# Where did the author use the condition that $C$ contains $x$? (Michael Spivak's "Calculus on Manifolds")

For $$\delta>0$$ let $$M(a,f,\delta)=\sup\{f(x):x\in A\text{ and }|x-a|<\delta\},\\ m(a,f,\delta)=\inf\{f(x):x\in A\text{ and }|x-a|<\delta\}.$$ The oscillation $$o(f,a)$$ of $$f$$ at $$a$$ is defined by $$o(f,a)=\lim_{\delta\to 0} [M(a,f,\delta)-m(a,f,\delta)]$$. This limit always exists, since $$M(a,f,\delta)-m(a,f,\delta)$$ decreases as $$\delta$$ decreases.

In the proof of Theorem 1-11 in "Calculus on Manifolds" by Michael Spivak, the author wrote as follows:

Let $$C$$ be an open rectangle containing $$x$$ such that ...

Where did the author use the condition that $$C$$ contains $$x$$?

Is the condition really necessary?

1-11 Theorem. Let $$A\subset\mathbb{R}^n$$ be closed. If $$f:A\to\mathbb{R}$$ is any bounded function, and $$\varepsilon>0$$, then $$\{x\in A:o(f,x)\geq\varepsilon\}$$ is closed.

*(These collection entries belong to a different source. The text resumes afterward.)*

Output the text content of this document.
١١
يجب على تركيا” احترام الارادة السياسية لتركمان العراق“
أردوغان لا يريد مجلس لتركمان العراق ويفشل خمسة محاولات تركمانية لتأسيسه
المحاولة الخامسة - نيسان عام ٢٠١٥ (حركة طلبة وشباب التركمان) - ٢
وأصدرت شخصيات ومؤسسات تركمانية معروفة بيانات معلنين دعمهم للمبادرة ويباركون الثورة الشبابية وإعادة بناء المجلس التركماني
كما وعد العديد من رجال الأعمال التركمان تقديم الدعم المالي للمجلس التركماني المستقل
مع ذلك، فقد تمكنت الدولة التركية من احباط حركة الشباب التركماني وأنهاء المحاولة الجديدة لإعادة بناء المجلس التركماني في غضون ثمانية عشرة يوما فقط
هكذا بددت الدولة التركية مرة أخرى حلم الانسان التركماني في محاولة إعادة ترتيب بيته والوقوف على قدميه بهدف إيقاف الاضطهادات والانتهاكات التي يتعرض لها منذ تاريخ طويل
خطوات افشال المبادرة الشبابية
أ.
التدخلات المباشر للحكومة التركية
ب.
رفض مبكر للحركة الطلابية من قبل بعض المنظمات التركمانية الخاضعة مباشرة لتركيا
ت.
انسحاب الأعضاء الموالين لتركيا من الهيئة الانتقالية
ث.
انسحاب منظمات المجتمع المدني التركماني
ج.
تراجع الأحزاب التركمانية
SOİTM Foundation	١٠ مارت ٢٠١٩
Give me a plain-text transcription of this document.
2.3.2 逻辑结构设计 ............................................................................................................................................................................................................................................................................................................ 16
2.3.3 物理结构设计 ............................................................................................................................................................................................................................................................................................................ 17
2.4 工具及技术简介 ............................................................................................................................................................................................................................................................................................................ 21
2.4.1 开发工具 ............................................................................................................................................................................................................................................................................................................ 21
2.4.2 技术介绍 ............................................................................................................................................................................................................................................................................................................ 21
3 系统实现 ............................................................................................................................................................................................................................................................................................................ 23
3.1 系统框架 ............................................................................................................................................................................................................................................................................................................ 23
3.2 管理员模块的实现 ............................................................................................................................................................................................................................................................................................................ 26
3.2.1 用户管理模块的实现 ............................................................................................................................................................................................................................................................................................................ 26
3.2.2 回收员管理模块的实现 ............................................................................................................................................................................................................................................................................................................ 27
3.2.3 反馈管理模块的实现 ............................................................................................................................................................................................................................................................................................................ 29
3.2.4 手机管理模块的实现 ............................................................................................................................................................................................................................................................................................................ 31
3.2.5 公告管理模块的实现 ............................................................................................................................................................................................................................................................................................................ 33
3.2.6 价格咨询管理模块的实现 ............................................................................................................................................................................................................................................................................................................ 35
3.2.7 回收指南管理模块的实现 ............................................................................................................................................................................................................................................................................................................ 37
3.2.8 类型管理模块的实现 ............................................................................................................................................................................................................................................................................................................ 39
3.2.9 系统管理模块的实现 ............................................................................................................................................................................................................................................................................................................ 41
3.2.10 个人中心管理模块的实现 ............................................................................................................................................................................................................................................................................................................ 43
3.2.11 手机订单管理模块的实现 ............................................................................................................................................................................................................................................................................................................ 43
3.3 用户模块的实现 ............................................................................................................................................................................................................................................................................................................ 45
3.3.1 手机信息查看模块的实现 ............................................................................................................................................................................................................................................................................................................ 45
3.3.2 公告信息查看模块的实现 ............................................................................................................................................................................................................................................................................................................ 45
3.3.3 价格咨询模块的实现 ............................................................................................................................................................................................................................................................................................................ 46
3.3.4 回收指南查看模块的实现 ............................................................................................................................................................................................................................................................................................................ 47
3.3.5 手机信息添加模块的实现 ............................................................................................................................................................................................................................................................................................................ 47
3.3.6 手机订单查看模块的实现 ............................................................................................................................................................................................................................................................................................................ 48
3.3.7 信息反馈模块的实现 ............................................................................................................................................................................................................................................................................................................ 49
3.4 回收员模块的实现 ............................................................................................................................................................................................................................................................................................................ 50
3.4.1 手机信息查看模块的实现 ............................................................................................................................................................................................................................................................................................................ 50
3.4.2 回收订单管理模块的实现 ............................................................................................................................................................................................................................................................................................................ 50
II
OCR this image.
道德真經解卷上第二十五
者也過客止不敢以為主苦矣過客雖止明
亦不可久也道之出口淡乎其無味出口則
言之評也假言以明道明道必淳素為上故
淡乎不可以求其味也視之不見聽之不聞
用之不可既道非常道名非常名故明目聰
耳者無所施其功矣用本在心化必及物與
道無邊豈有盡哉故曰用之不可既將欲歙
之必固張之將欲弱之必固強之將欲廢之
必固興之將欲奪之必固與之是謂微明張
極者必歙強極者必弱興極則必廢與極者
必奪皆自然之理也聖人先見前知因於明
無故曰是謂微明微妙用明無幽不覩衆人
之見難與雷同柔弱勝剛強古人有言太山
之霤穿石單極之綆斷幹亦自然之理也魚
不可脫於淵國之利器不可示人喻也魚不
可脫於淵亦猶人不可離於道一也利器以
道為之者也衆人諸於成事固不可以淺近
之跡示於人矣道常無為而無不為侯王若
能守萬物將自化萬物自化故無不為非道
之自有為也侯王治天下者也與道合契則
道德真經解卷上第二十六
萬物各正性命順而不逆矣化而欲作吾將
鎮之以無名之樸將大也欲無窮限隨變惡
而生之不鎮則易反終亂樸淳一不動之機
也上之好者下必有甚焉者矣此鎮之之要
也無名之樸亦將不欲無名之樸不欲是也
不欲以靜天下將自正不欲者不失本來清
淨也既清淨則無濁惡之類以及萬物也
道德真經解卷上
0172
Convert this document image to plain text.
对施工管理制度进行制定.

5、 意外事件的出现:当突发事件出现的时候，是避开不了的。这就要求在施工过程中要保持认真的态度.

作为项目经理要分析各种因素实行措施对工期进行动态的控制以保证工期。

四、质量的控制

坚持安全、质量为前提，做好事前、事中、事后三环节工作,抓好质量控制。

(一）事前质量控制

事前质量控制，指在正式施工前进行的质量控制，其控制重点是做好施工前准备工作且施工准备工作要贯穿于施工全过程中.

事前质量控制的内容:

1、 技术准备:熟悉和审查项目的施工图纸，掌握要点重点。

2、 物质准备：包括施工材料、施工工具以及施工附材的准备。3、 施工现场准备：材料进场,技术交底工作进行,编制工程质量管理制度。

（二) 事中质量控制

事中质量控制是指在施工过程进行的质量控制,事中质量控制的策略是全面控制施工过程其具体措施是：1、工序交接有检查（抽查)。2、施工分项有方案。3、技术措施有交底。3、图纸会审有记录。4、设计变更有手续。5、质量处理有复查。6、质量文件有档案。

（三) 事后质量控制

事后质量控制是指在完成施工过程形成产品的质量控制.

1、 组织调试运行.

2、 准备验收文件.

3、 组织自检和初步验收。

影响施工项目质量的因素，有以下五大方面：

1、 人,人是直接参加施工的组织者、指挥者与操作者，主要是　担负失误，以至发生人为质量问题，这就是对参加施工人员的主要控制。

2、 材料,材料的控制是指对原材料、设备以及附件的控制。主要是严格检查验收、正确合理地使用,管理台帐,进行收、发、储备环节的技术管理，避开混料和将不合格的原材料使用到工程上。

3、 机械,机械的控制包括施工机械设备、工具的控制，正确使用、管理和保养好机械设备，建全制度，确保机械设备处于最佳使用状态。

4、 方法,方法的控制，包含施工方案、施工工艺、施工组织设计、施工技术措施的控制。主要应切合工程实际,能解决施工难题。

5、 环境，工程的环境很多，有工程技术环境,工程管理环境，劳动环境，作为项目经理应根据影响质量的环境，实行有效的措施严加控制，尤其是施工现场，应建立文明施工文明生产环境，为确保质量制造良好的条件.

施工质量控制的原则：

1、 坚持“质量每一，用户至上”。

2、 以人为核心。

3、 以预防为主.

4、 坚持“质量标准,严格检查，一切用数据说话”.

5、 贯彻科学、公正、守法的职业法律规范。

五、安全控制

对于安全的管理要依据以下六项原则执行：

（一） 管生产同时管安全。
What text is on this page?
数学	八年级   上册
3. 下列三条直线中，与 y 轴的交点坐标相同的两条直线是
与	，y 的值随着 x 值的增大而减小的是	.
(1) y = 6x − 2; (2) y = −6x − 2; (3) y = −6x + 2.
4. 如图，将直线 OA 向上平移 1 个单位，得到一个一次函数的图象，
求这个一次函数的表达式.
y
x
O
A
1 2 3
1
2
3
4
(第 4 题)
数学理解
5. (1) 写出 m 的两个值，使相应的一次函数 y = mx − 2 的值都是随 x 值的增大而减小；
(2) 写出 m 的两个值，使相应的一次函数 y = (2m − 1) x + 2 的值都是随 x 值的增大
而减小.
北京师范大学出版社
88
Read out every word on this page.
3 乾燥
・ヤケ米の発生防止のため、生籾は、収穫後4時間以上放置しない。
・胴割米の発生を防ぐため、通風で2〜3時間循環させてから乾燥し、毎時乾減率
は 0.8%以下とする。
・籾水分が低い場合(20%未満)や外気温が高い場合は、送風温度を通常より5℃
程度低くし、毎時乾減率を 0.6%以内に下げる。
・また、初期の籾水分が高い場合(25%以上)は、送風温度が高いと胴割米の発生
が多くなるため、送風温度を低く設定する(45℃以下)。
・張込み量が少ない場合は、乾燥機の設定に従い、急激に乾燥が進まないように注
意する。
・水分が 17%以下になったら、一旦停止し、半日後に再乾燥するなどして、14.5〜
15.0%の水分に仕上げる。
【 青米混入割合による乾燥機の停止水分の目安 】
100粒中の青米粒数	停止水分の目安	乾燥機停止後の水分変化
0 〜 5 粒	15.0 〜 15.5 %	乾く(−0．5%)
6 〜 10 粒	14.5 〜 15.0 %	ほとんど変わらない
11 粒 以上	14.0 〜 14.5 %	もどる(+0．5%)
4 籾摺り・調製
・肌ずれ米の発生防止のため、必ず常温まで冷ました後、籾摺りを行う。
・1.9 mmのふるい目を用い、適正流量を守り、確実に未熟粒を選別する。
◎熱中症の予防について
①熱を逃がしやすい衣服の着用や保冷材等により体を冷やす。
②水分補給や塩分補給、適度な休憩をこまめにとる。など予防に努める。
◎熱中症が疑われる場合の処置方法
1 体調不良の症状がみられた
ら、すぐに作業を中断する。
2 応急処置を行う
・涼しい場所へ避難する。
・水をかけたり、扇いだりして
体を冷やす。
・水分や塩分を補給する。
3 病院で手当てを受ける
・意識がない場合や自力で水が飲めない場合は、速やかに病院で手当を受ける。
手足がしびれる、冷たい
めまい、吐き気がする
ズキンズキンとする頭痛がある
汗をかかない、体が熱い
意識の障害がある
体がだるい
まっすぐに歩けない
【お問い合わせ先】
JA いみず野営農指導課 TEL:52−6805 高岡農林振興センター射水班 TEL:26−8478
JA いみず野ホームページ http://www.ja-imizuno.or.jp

Proof. Let $$B=\{x\in A:o(f,x)\geq\varepsilon\}$$. We wish to show that $$\mathbb{R}^n-B$$ is open. If $$x\in\mathbb{R}^n-B$$, then either $$x\notin A$$ or else $$x\in A$$ and $$o(f,x)<\varepsilon$$. In the first case, since $$A$$ is closed, there is an open rectangle $$C$$ containing $$x$$ such that $$C\subset\mathbb{R}^n-A\subset\mathbb{R}^n-B$$. In the second case there is a $$\delta>0$$ such that $$M(x,f,\delta)-m(x,f,\delta)<\varepsilon$$. Let $$C$$ be an open rectangle containing $$x$$ such that $$|x-y|<\delta$$ for all $$y\in C$$. Then if $$y\in C$$ there is a $$\delta_1$$ such that $$|x-z|<\delta$$ for all $$z$$ satisfying $$|z-y|<\delta_1$$. Thus $$M(y,f,\delta_1)-m(y,f,\delta_1)<\varepsilon$$, and consequently $$o(y,f)<\varepsilon$$. Therefore $$C\subset\mathbb{R}^n-B$$.

• Welcome to MSE. It is in your best interest that you type your posts (using MathJax) instead of posting links to pictures. Commented Oct 17, 2023 at 8:56
• Thank you for your advice. I will edit my question now. Commented Oct 17, 2023 at 8:59

Spivak wants to prove that $$B$$ is closed which means that $$\mathbb R^n - B$$ is open. By definition of "open" he has to show that for each $$x \in \mathbb R^n - B$$ there exists an open rectangle $$C$$ such that $$x \in C \subset \mathbb R^n - B \tag{1} .$$
In case $$x \notin A$$ this is obvious.
If $$x \in A$$ (i.e. if $$x$$ is in the domain of $$f$$), we know that $$o(f,x) < \varepsilon$$ because $$x \notin B$$. Hence there exists $$\delta > 0$$ such that $$M(x,f,\delta)-m(x,f,\delta)<\varepsilon$$. The question is how to find $$C$$ with property $$(1)$$. Certainly one has to take some $$C$$ with $$x \in C$$. Rectangles not containing $$x$$ are useless here. Spivak takes a "sufficiently small" such $$C$$ which is made precise by requiring that $$|x-y|<\delta$$ for all $$y\in C$$. He then proves that $$C \subset \mathbb R^n - B$$ which means that $$o(f,y) < \varepsilon$$ for all $$y \in C$$:
If $$y\in C$$ there is a $$\delta_1 > 0$$ such that $$|x-z|<\delta$$ for all $$z$$ satisfying $$|z-y|<\delta_1$$. Thus $$M(y,f,\delta_1)-m(y,f,\delta_1)<\varepsilon$$, and consequently $$o(y,f)<\varepsilon$$. Therefore $$C\subset\mathbb{R}^n-B$$.
In this argument it is essential to use the fact that $$|z-y|<\delta_1$$ implies $$|x-z|<\delta$$, and finding $$\delta_1$$ only works for $$x \in C$$.